Tips for Better PDF Hyperlinks
After adding links to hundreds of PDFs over the years, here are things I’ve learned the hard way:
Always test your links. Open the exported PDF in at least two different readers (Chrome built-in viewer + Adobe Acrobat Reader, for example). I’ve had links that worked in Adobe but broke in Chrome’s viewer because of how the link rectangle was positioned.
Use invisible borders. Unless you specifically want a visible blue rectangle around your links, set the border to invisible or “none.” Visible link borders look unprofessional in most contexts.
Make the clickable area slightly larger than the text. If someone’s reading on a phone or tablet, tiny link targets are frustrating. Extend the link rectangle a few pixels beyond the text on each side.
Avoid URL shorteners in PDFs. Shortened URLs look suspicious in professional documents. Use the full destination URL. If the URL is long and ugly, hide it behind descriptive text (which tools like PDF-XChange and LibreOffice let you do).
Check that links survive printing. Hyperlinks in PDFs are digital-only. If someone prints the document, the links disappear. For documents that might be printed, consider adding the full URL as visible text alongside the hyperlink so readers can type it manually.
If you’re working with PDFs that also need form fields, our guide on how to make a PDF fillable for free covers tools that handle both forms and links.
Which Tool Should You Pick?
Look, it depends on your situation:
If you’re on Windows and need full control: PDF-XChange Editor. No contest. All link types, no watermark on links, no limits.
If you need a quick online solution: Sejda for up to 3 documents per day. PDFescape if you need more than 3 but only external URLs.
If you want free and open source: LibreOffice Draw for text-heavy PDFs. Inkscape for design-heavy ones.

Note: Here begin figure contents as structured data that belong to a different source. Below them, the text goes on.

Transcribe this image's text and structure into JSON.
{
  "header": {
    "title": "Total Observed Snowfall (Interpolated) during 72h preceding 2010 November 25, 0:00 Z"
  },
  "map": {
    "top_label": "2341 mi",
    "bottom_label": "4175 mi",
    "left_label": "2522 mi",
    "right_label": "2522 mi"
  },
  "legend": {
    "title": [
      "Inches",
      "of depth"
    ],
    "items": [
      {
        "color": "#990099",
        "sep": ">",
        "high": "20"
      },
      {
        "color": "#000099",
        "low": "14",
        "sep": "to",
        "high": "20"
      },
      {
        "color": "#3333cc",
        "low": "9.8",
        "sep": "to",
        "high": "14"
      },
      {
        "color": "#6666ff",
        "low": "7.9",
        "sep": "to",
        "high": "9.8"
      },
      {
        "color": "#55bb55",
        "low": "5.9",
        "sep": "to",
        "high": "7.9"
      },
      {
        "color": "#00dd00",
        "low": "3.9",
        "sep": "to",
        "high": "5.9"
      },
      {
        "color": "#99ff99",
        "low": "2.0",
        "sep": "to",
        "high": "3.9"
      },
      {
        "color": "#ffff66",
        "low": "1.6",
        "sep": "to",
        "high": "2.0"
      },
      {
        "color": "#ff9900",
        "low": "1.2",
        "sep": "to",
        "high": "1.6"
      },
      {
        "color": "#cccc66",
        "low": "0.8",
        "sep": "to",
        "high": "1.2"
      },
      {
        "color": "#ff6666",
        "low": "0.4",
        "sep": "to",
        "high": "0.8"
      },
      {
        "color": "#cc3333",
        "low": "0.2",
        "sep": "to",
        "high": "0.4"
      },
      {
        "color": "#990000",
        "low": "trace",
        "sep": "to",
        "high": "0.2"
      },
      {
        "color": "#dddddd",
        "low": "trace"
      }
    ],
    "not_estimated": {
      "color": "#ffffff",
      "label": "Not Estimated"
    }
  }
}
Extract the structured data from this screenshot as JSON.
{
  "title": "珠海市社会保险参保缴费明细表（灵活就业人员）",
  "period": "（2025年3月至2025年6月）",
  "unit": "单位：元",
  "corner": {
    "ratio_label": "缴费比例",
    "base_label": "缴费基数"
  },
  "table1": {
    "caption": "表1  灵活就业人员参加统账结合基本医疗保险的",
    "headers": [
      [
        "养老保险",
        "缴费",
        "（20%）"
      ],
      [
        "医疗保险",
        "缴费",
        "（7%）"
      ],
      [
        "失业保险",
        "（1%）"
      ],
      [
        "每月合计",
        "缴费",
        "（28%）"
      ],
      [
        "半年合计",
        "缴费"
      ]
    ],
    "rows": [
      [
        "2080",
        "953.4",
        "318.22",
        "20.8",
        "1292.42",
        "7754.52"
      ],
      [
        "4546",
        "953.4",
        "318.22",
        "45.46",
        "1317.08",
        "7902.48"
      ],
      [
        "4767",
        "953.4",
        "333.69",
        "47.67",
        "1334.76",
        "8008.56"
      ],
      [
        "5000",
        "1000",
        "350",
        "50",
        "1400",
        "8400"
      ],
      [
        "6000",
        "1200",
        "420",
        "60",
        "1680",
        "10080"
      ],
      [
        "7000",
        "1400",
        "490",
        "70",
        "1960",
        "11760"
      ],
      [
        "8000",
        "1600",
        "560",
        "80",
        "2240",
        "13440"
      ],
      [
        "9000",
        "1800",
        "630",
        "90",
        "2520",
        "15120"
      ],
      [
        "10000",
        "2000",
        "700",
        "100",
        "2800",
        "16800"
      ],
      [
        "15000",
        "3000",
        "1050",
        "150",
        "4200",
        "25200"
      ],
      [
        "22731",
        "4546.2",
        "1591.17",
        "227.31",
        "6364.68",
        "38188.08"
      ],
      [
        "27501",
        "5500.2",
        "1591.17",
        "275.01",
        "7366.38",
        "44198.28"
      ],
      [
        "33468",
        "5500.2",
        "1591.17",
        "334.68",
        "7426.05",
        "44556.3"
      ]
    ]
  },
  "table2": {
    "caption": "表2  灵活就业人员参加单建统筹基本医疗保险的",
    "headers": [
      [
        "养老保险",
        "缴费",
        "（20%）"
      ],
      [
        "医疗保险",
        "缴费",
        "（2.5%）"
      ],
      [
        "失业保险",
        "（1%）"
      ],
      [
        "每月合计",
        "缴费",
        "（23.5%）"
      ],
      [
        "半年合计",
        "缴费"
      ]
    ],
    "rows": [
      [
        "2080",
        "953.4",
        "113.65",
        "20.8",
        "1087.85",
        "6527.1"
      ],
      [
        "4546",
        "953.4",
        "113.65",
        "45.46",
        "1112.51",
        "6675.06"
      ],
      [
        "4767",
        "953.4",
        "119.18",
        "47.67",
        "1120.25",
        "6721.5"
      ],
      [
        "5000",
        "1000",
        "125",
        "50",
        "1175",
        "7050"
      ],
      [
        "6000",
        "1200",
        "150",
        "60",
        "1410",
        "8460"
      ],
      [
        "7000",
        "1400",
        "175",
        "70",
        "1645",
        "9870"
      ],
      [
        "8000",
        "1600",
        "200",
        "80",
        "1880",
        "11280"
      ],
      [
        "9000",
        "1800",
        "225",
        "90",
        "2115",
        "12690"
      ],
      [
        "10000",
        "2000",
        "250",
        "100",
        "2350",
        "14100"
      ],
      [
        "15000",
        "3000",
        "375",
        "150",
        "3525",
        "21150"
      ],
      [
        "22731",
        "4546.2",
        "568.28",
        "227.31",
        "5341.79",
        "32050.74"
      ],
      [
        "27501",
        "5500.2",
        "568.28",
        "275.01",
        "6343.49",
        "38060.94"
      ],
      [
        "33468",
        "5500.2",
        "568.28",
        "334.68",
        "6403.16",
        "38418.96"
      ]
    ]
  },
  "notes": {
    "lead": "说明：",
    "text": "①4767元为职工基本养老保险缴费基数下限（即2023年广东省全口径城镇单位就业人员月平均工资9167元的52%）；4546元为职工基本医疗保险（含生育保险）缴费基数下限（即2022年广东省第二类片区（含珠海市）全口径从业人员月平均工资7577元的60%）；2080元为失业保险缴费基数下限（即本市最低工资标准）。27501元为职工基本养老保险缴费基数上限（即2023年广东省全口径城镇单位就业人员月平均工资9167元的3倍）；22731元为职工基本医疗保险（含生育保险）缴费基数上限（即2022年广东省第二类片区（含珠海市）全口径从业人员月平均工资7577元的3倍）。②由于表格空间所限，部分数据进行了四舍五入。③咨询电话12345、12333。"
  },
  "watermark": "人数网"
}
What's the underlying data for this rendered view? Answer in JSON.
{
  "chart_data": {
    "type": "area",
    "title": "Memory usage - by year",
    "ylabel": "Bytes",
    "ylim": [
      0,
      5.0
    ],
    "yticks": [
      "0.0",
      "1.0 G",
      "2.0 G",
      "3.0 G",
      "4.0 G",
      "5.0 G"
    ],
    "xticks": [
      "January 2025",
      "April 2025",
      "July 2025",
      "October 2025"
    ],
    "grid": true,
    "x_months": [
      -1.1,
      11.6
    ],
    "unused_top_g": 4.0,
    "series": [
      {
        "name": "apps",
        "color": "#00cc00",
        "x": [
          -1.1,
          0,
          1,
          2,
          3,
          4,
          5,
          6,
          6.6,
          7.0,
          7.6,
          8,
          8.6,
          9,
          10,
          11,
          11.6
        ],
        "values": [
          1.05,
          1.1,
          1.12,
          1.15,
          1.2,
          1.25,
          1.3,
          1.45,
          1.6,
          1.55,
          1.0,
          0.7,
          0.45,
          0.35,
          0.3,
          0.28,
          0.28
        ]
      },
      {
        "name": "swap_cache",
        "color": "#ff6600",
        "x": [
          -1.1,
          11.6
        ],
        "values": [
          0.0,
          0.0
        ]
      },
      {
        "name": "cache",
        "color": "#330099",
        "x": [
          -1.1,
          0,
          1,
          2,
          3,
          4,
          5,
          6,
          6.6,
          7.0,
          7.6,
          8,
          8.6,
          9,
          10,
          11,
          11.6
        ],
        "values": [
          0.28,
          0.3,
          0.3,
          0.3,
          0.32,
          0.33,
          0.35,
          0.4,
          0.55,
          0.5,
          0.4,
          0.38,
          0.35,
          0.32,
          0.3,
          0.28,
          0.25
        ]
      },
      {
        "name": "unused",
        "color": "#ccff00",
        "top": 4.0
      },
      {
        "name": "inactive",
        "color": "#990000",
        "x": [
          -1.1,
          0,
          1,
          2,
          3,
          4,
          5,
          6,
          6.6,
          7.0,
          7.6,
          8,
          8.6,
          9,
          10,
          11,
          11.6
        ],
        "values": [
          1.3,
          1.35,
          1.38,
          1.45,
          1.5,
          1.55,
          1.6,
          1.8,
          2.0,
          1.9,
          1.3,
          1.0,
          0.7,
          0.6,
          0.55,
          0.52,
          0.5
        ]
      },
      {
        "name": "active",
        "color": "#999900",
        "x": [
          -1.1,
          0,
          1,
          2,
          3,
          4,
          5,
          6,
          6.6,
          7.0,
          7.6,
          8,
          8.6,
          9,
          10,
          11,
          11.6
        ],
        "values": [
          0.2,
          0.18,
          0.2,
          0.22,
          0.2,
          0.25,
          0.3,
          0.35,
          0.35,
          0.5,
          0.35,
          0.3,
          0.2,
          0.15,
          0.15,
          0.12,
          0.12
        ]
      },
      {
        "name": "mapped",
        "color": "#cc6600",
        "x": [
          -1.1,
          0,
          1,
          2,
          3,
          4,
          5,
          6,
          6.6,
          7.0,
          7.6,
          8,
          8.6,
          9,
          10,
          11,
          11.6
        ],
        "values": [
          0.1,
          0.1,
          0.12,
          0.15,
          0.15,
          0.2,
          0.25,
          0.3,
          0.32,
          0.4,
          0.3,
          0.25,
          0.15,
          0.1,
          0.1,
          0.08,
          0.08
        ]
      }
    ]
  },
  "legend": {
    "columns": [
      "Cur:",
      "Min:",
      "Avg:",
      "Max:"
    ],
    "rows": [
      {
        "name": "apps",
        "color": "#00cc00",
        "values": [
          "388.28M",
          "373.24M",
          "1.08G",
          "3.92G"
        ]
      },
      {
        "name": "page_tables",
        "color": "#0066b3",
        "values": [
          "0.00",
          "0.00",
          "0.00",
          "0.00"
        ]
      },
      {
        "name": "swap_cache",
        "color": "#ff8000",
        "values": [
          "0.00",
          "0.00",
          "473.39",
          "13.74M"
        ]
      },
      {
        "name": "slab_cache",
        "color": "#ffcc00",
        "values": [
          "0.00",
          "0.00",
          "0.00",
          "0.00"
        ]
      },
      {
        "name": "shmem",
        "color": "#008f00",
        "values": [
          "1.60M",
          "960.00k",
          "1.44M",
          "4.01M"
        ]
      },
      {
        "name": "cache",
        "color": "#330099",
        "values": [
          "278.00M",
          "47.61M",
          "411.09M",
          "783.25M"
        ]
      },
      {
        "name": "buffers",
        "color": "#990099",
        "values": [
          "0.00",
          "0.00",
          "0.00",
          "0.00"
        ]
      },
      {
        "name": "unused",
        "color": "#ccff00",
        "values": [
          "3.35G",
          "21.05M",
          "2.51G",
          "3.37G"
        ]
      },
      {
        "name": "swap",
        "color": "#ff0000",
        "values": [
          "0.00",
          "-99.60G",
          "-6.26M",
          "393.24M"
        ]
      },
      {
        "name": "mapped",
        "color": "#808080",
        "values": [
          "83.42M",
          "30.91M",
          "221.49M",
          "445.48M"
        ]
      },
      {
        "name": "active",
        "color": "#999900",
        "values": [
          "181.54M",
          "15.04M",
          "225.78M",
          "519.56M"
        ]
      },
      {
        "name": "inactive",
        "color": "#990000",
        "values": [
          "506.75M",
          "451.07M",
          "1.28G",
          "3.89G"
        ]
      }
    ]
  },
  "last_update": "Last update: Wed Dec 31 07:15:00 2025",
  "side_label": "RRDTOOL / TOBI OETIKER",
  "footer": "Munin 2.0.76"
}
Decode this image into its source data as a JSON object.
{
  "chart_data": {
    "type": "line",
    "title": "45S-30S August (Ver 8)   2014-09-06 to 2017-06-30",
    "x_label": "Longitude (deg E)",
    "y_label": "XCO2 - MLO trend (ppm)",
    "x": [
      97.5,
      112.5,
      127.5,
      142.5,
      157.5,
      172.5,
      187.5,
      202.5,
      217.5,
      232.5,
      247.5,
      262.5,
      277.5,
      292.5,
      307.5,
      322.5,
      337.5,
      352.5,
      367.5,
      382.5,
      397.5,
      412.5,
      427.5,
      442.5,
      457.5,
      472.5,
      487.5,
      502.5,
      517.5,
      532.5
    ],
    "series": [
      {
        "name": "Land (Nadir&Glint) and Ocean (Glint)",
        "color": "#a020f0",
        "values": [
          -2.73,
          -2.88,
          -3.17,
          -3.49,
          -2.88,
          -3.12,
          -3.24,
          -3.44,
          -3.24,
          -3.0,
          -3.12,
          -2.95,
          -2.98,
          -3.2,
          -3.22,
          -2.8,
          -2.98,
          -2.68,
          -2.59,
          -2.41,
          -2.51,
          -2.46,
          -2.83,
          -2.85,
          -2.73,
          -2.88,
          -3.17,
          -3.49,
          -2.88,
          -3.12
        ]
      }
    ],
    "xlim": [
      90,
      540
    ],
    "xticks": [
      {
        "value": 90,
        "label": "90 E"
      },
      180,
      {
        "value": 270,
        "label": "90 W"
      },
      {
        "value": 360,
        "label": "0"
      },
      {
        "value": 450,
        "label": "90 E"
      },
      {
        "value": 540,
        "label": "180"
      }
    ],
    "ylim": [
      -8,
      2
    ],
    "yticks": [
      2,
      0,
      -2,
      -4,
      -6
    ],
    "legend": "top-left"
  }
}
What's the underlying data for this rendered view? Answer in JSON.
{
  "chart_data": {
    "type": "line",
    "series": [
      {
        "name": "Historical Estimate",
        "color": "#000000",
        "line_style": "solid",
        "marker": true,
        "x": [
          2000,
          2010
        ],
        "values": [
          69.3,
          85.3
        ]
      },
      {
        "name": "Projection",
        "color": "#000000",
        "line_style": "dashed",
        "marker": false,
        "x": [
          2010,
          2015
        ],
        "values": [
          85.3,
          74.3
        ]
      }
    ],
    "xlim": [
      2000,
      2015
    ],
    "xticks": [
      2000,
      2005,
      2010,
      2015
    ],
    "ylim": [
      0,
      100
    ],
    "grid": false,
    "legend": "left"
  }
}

If your PDF is simple text: Google Docs is the fastest path. Upload, Ctrl+K, download. Done in under a minute.
If you’re on Mac with nothing installed: The Preview workaround for quick URL additions, but install LibreOffice for anything more serious.
Frequently Asked Questions
Can I add a clickable link to a PDF without Adobe Acrobat?
Yes. PDF-XChange Editor (Windows), LibreOffice Draw (all platforms), and several online tools like Sejda and PDFescape let you add hyperlinks for free without needing Adobe Acrobat. Adobe Acrobat Pro charges $22.99/month for this feature, but every tool in this guide does it at zero cost.
Do hyperlinks in PDFs work on mobile devices?
Most of the time, yes. PDF readers on iOS (Apple Books, Files app) and Android (Google Drive, Adobe Reader) support clickable hyperlinks. The one exception: if the link was added as a transparent overlay with a very small clickable area, it can be hard to tap accurately on a phone screen. Make your link rectangles generous.
Can I add an internal link that jumps to another page in the same PDF?
PDF-XChange Editor, LibreOffice Draw, and Inkscape all support internal page links. This is how you’d create a clickable table of contents in a PDF. Online tools like Sejda and PDFescape generally only support external URL links on their free tiers.
Will adding hyperlinks increase the PDF file size?
Barely. Hyperlinks are stored as metadata annotations in the PDF structure and typically add less than 1 KB per link. Even adding 100 links to a document won’t noticeably change the file size. If your PDF is too large for other reasons, you can compress it for free after adding your links.
How do I remove or edit an existing hyperlink in a PDF?
PDF-XChange Editor lets you right-click any existing link to edit its properties or delete it. LibreOffice Draw also supports editing links after import. Most online tools only let you add new links, not modify existing ones.